Both PRN regimens (standard and 'treat-and-extend') used fewer injections than monthly regimens (standard PRN: MD –4.6 injections, 95% CI –5.4 to –3.8; 4 trials, 2336 participants; treat-and-extend: –2.4 injections, 95% CI –2.7 to –2.1 injections; moderate-certainty evidence for both comparisons). Two trials provided cost data (1105 participants, trials conducted in the US and the UK). They found that cost differences between regimens were reduced if bevacizumab rather than aflibercept or ranibizumab were used, since bevacizumab was less costly (low-certainty evidence).

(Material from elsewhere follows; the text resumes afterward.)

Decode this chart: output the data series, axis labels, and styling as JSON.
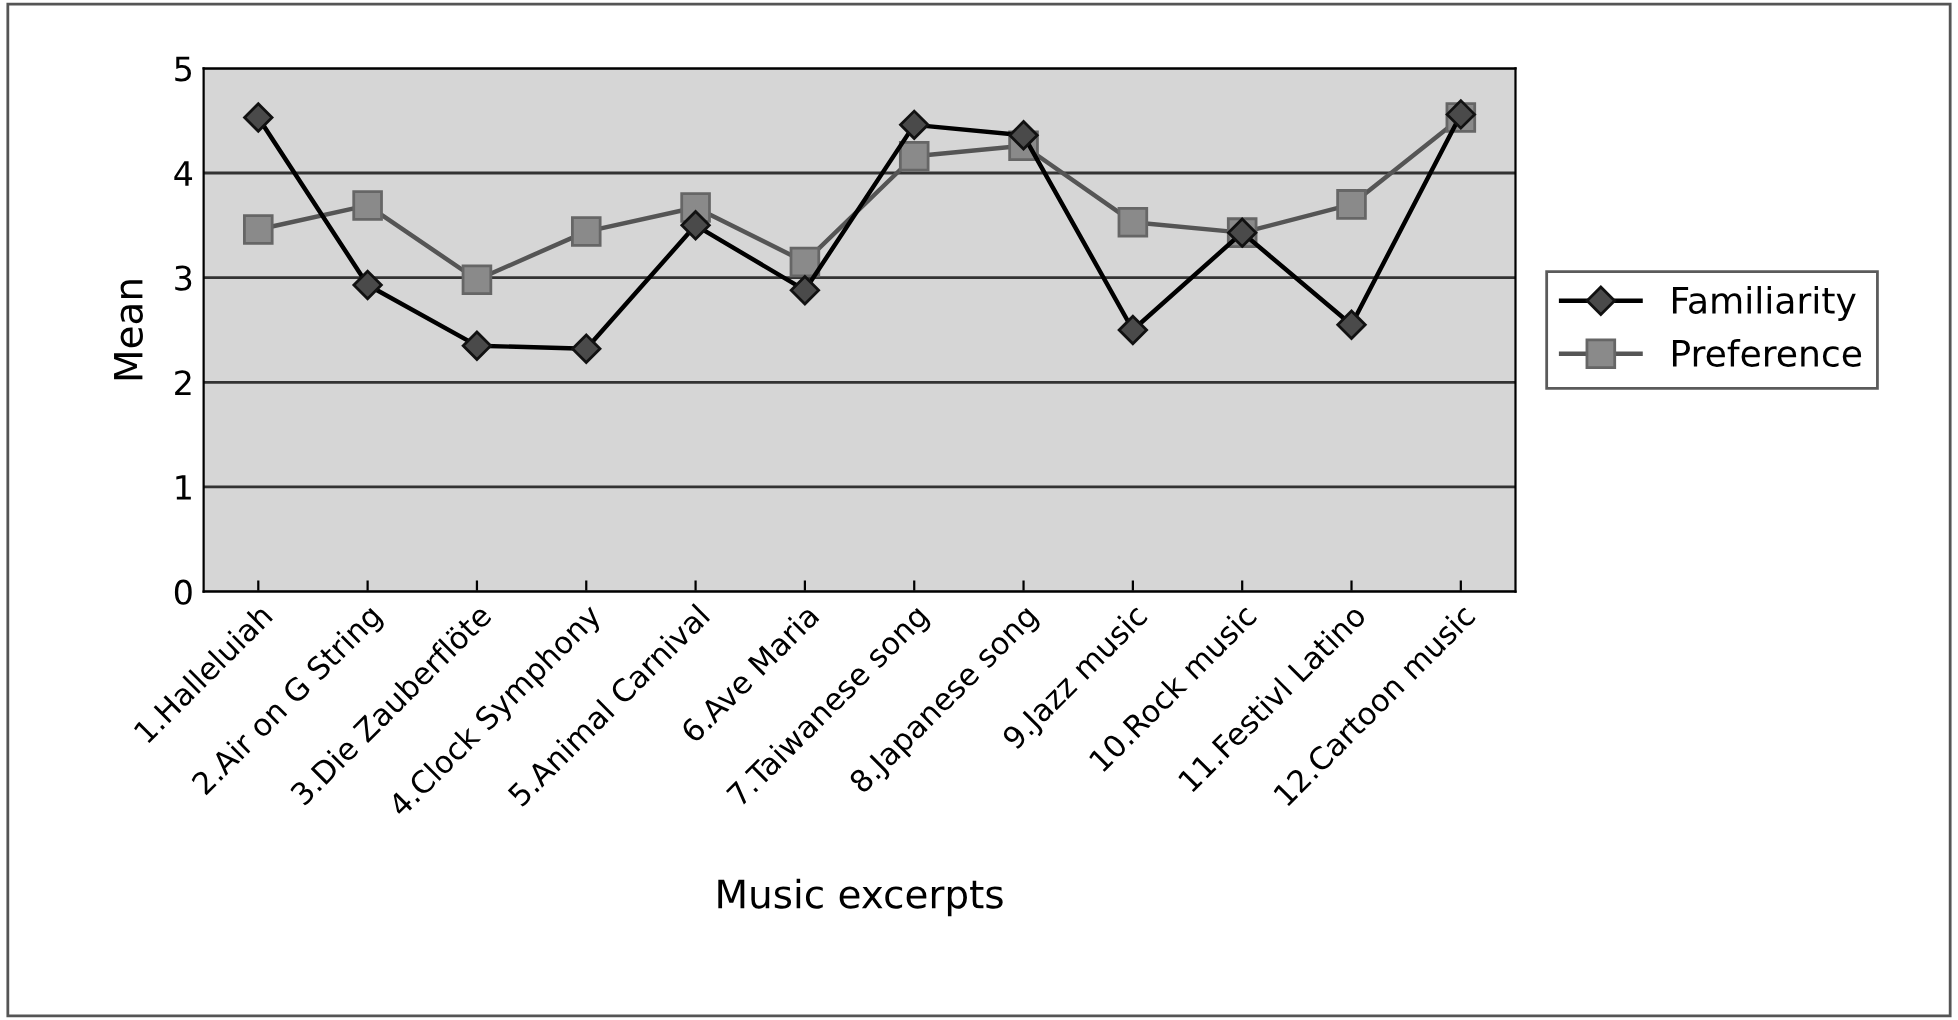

PRN regimens were associated with a reduced risk of endophthalmitis compared with monthly injections (Peto odds ratio (OR) 0.13, 95% CI 0.04 to 0.46; 6 RCTs, 3175 participants; moderate-certainty evidence). Using data from all trials included in this review, we estimated the risk of endophthalmitis with monthly injections to be 8 in every 1000 people per year. The corresponding risk for people receiving PRN regimens was 1 in every 1000 people per year (95% CI 0 to 4).
Three trials (1439 participants) compared an extended-fixed regimen (number of injections reported in only one large trial: 7.5 in one year) with monthly injections. There was moderate-certainty evidence that BCVA at one year was similar for extended-fixed and monthly injections (MD in BCVA change compared to extended-fixed group: –1.3 letters, 95% CI –3.9 to 1.3; RR of gaining 15 letters or more: 0.94, 95% CI 0.80 to 1.10). The change in central retinal thickness was a decrease of 137 μm in the monthly group; the MD with the extended-fixed group was 8 μm (95% CI –11 to 27; low-certainty evidence). The frequency of endophthalmitis was lower in the extended-fixed regimen compared to the monthly group, but this estimate was imprecise (RR 0.19, 95% CI 0.03 to 1.11; low-certainty evidence). If we assumed a risk of 8 cases of endophthalmitis in 1000 people receiving monthly injections over one year, then the corresponding risk with extended-fixed regimen was 2 in 1000 people (95% CI 0 to 9).
Other evidence comparing different extended-fixed or PRN regimens yielded inconclusive results.